When she meets Bradley, she wears skirts to feel pretty and feminine, which she's never been too sure of.

Then Puck comes back, and Sabrina's skirts almost all end up in the trash with the wedding dress Bradley told her she didn't need anymore (I love you too much to make you choose, he says, looking at her with as much heartbreak in his face as she's feeling, because I know you still love him, even if you do love me). Because she could take him leaving, but she can't take him coming back without her world crumbling under her feet - he brings up too many things she never wanted to deal with.

When the nightmares come back, though, and the panic attacks threaten to come back, too, she brings the dresses back out to prove she's strong. Every night she wakes up not knowing if she screamed or not, every morning she jumps when the trains go by, every afternoon someone like Cinderella comes into her office wanting to sue an abusive parent, every night Daphne's just a little too busy to deal with her sister (I know you're hurting, she says, but I can't pick up the phone on the first ring just because you're scared, Sabrina.
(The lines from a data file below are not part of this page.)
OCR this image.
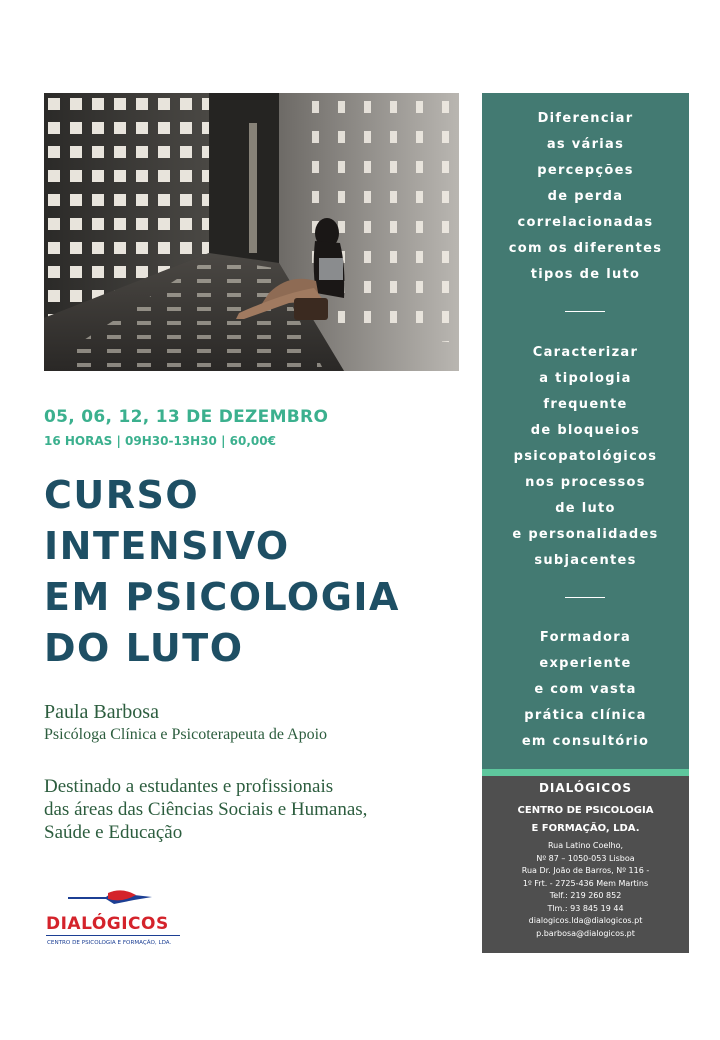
05, 06, 12, 13 DE DEZEMBRO
16 HORAS | 09H30-13H30 | 60,00€
CURSO
INTENSIVO
EM PSICOLOGIA
DO LUTO
Paula Barbosa
Psicóloga Clínica e Psicoterapeuta de Apoio
Destinado a estudantes e profissionais
das áreas das Ciências Sociais e Humanas,
Saúde e Educação
DIALÓGICOS
CENTRO DE PSICOLOGIA E FORMAÇÃO, LDA.
Diferenciar
as várias
percepções
de perda
correlacionadas
com os diferentes
tipos de luto
Caracterizar
a tipologia
frequente
de bloqueios
psicopatológicos
nos processos
de luto
e personalidades
subjacentes
Formadora
experiente
e com vasta
prática clínica
em consultório
DIALÓGICOS
CENTRO DE PSICOLOGIA
E FORMAÇÃO, LDA.
Rua Latino Coelho,
Nº 87 – 1050-053 Lisboa
Rua Dr. João de Barros, Nº 116 -
1º Frt. - 2725-436 Mem Martins
Telf.: 219 260 852
Tlm.: 93 845 19 44
dialogicos.lda@dialogicos.pt
p.barbosa@dialogicos.pt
This has been going on long enough), Sabrina puts on a skirt to prove to herself that she's strong enough to deal with this.

After she finally gives in and agrees to marry Puck, the dresses are because she's happy.

When she's pregnant it's because they're more comfortable than maternity jeans. After, it's because she doesn't quite fit in her pants any longer (Look at that, Sabrina, you finally have a butt!Puck, ever mature, points out. And she does. She's proud of her new curves). And pants are expensive.

She wears dresses because she can. She wears them to show she's strong.